I believe I located her property by name search (did not want to post location) and used as the crow flies calculator to get distance from ocean and looks like roughly 19 miles and close to Lion Club Safari. I do not know your prior areas of experimenting in Loxahatchee and was it close to her or not?

If it was close to her then of course why the variability might occur. I'm wondering if perhaps the clearing and removal of the oak trees prior to planting your Carrie Trees may have left residual fungal growth or provided areas of good future fungal growth in the soil vs. her undisturbed property. Many other guesses and it's fun to guess and of course no way to know why for sure...

Can you give an approximate location of the recent sold grove of yours? Also if I'm totally wrong and she is not located within a few miles of Lion Club Safari please let me know if you know. 

Trees & More has a huge Carrie doing fine in Martin County but it is probably 10 to 11 miles from the ocean; however, it does have plenty of oaks and pines near it.

Many variables and many unknowns in growing mango trees leads to many guesses for future outcomes...

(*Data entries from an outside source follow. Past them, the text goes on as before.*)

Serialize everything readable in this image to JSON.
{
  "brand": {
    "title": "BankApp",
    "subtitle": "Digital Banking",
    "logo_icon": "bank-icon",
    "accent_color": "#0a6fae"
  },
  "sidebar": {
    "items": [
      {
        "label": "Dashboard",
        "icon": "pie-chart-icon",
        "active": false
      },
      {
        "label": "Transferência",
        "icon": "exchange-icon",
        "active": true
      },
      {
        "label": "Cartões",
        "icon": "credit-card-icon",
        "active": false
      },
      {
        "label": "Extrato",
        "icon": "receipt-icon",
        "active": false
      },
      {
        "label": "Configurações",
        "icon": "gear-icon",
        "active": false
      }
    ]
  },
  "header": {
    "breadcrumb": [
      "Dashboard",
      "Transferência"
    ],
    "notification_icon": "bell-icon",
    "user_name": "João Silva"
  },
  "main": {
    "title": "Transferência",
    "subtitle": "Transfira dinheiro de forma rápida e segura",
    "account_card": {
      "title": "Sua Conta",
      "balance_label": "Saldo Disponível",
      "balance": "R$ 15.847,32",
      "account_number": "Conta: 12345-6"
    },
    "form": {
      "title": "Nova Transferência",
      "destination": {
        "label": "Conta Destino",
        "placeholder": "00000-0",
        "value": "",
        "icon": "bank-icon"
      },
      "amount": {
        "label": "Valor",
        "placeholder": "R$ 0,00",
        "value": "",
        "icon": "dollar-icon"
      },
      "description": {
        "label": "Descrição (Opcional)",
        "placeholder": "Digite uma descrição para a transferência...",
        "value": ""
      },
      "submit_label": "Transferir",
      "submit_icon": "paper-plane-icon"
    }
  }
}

I was in Loxahatchee Groves between E and D roads along north road. Had about 30 or more Carrie trees.

Some of them would get lucky and fruit well. Most of them got anthracnose, especially the last couple years. Some of it involved timing in terms of humidity when the blooms emerged. I had the opportunity to observe other Carrie trees in the area and saw the same thing.

As to what I'd attribute her Carries doing well, probably luck.